CDC uses terminology that distinguishes a facemask from a respirator, as you will see from following the first link (‘health workers’) on the page you linked.

> … patients should wear a facemask to contain secretions.

> Use respiratory protection (i.e., a respirator) that is at least as protective as a fit-tested NIOSH-certified disposable N95 filtering facepiece respirator before entry into the patient room or care area.

> Here's why masks are useless: You are going to take your mask off with your dirty hands. You're going to wear your mask dutifully while outside, then you're going to walk inside your house and the first thing you will do is take your mask off - with your dirty hands.

The problem isn't so much touching the respirator with dirty hands, its getting your hands dirty by touching a contaminated respirator.

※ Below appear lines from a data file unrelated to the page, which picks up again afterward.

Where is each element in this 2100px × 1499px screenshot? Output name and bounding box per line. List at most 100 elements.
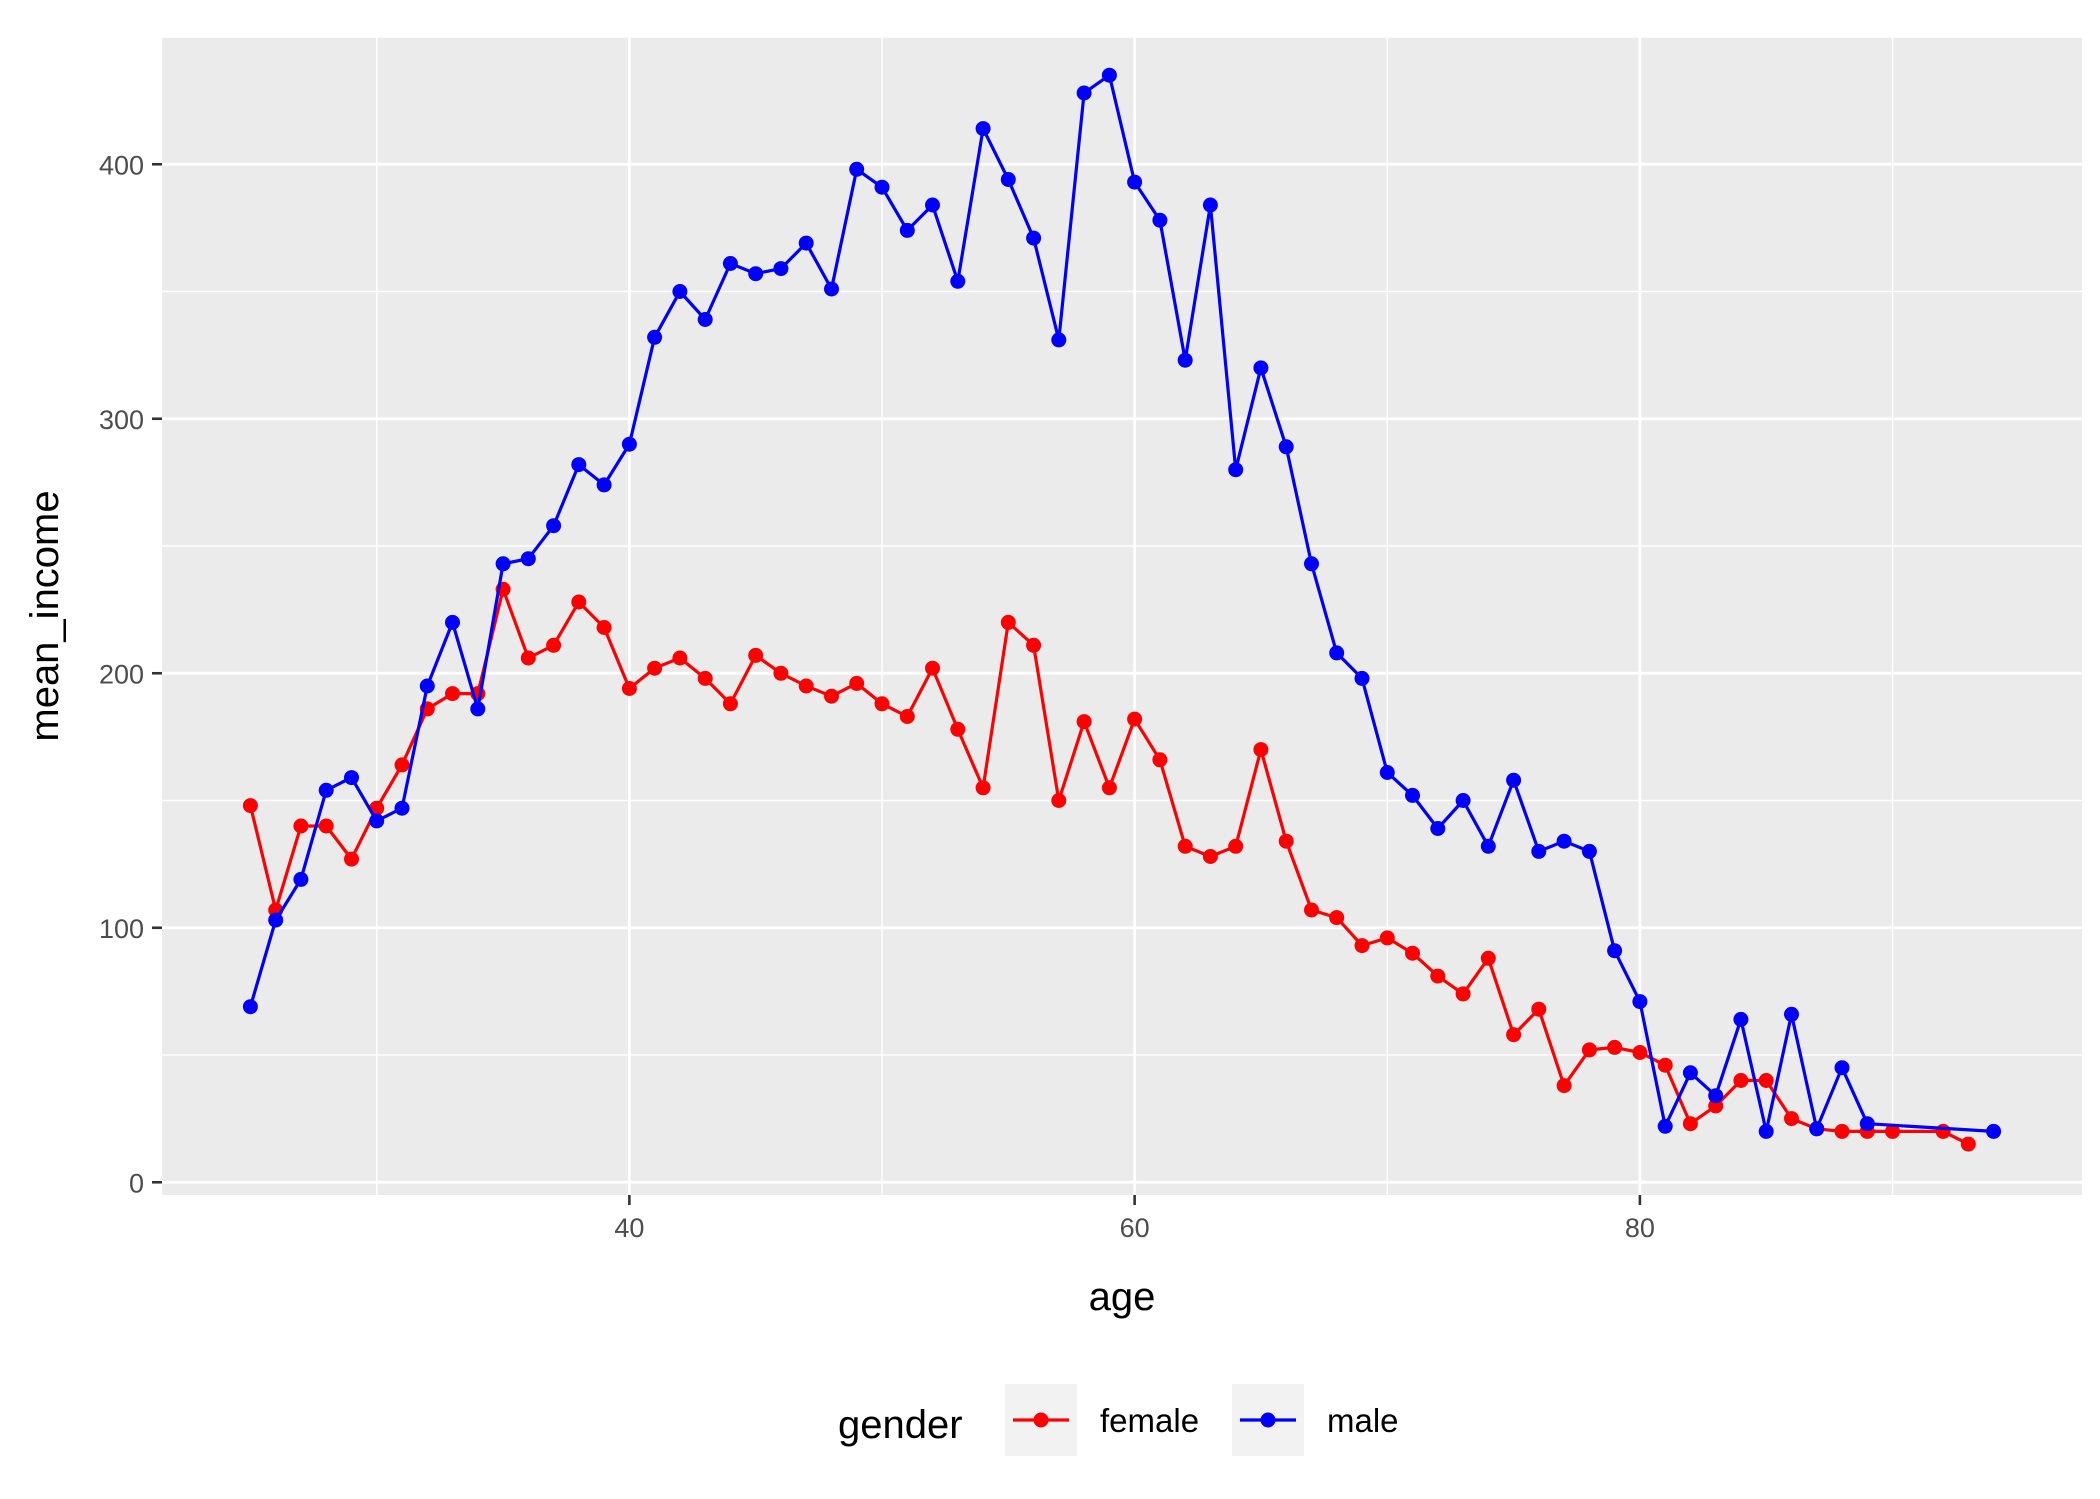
male-point <box>344 770 359 786</box>
female-point <box>1480 950 1496 966</box>
male-point <box>1506 772 1522 788</box>
male-point <box>1607 943 1623 959</box>
male-point <box>697 312 713 327</box>
male-point <box>293 871 309 887</box>
female-point <box>773 665 789 681</box>
male-point <box>773 261 789 277</box>
female-point <box>1026 637 1042 653</box>
male-point <box>1758 1123 1774 1139</box>
male-point <box>1834 1060 1850 1076</box>
female-point <box>722 696 738 712</box>
male-point <box>1177 352 1193 368</box>
male-point <box>798 235 814 251</box>
female-point <box>1834 1123 1850 1139</box>
x-tick-label: 60 <box>1120 1213 1150 1243</box>
female-point <box>1657 1057 1673 1073</box>
legend: gender female male <box>838 1384 1399 1456</box>
male-point <box>1455 793 1471 808</box>
male-point <box>647 329 663 345</box>
male-point <box>1354 670 1370 686</box>
male-point <box>1379 765 1395 780</box>
male-point <box>748 266 764 282</box>
male-point <box>268 912 284 928</box>
female-point <box>1405 945 1420 961</box>
female-point <box>1682 1116 1698 1132</box>
female-point <box>1228 838 1244 854</box>
female-point <box>394 757 410 773</box>
y-tick-label: 300 <box>99 405 144 435</box>
male-point <box>318 782 334 798</box>
male-point <box>975 121 991 137</box>
male-point <box>1480 838 1496 854</box>
female-point <box>1101 780 1117 796</box>
female-point <box>1885 1123 1900 1139</box>
series-layer <box>242 67 2002 1152</box>
female-point <box>1127 711 1143 727</box>
female-point <box>1556 1078 1572 1094</box>
female-point <box>1278 833 1294 849</box>
male-point <box>950 273 966 289</box>
female-point <box>1960 1136 1976 1152</box>
minor-gridlines <box>162 36 2082 1195</box>
female-point <box>1935 1123 1951 1139</box>
y-tick-label: 100 <box>99 914 144 944</box>
female-point <box>1581 1042 1597 1058</box>
male-point <box>1430 821 1446 836</box>
female-point <box>1455 986 1471 1002</box>
male-point <box>1278 439 1294 455</box>
male-point <box>470 701 486 717</box>
male-point <box>1682 1065 1698 1081</box>
female-point <box>647 660 663 676</box>
female-point <box>571 594 587 610</box>
male-point <box>369 813 385 829</box>
male-point <box>1859 1116 1875 1132</box>
male-point <box>824 281 839 297</box>
female-point <box>1177 838 1193 854</box>
male-point <box>596 477 612 493</box>
male-point <box>495 556 511 572</box>
female-point <box>1304 902 1319 918</box>
male-point <box>1556 833 1572 849</box>
male-point <box>1101 67 1117 83</box>
female-point <box>1632 1045 1648 1060</box>
male-point <box>621 436 637 452</box>
male-point <box>1304 556 1319 572</box>
axis-ticks <box>152 162 1642 1205</box>
female-point <box>1152 752 1168 768</box>
female-point <box>925 660 940 676</box>
male-point <box>1657 1118 1673 1134</box>
female-point <box>1506 1027 1522 1043</box>
female-point <box>1076 714 1092 730</box>
male-point <box>1202 197 1218 213</box>
male-point <box>1784 1006 1799 1022</box>
female-point <box>697 670 713 686</box>
male-point <box>899 222 915 238</box>
female-point <box>849 675 865 691</box>
male-point <box>546 518 562 534</box>
x-tick-label: 80 <box>1625 1213 1655 1243</box>
male-point <box>1152 212 1168 228</box>
x-tick-label: 40 <box>614 1213 644 1243</box>
y-tick-label: 400 <box>99 150 144 180</box>
male-point <box>394 800 410 816</box>
female-point <box>596 620 612 635</box>
female-point <box>1354 938 1370 954</box>
male-point <box>1733 1011 1749 1027</box>
female-point <box>975 780 991 796</box>
male-point <box>1581 843 1597 859</box>
female-point <box>899 709 915 724</box>
male-point <box>874 179 890 195</box>
y-tick-label: 0 <box>129 1168 144 1198</box>
legend-key-male-point <box>1260 1412 1276 1428</box>
series-male <box>242 67 2002 1139</box>
male-point <box>1986 1123 2002 1139</box>
male-point <box>722 256 738 271</box>
female-point <box>520 650 536 666</box>
tick-labels: 40 60 80 0 100 200 300 400 <box>99 150 1655 1243</box>
y-tick-label: 200 <box>99 659 144 689</box>
male-point <box>1531 843 1547 859</box>
female-point <box>344 851 359 867</box>
female-point <box>824 688 839 704</box>
female-point <box>445 686 460 702</box>
female-point <box>1607 1039 1623 1055</box>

Here's how to remove a mask without touching the (possibly contaminated) front:

N95 3M mask: How to Wear & Remove (by Singapore General Hospital):

https://www.youtube.com/watch?v=zoxpvDVo_NI

Come on, this is a trivially refutable opinion. If masks don't work, then why do healthcare workers need them?
I believe it is an epidemiological/statistical reason.

Health care workers have a 100% chance of coming into contact. We cannot afford for them to be sick.

The vast majority of people wont be wearing masks so a few people wearing masks wont stop the spread so it is pointless. Even if you do wear a mask your chance of coming into contact with virus is low so you are wasting a mask for little to no statistical gain.

The n95 masks are very effective.

There's a difference between "X doesn't work" and "given the current circumstances it would be useful if many people believed that X doesn't work".
There's also a big difference between "x works very bad for the untrained population, but let's pretend it doesn't, because my worldview demands some media conspiracy" and "x works well".
East Asian countries have almost everybody wearing masks. I really don't think using these things is as complicated as you're making it out to be.
Presumably there are lots of medical devices that are very useful to trained healthcare workers that are not useful for other people.
It is possible to encourage positive collective behaviour without sacrificing making sense.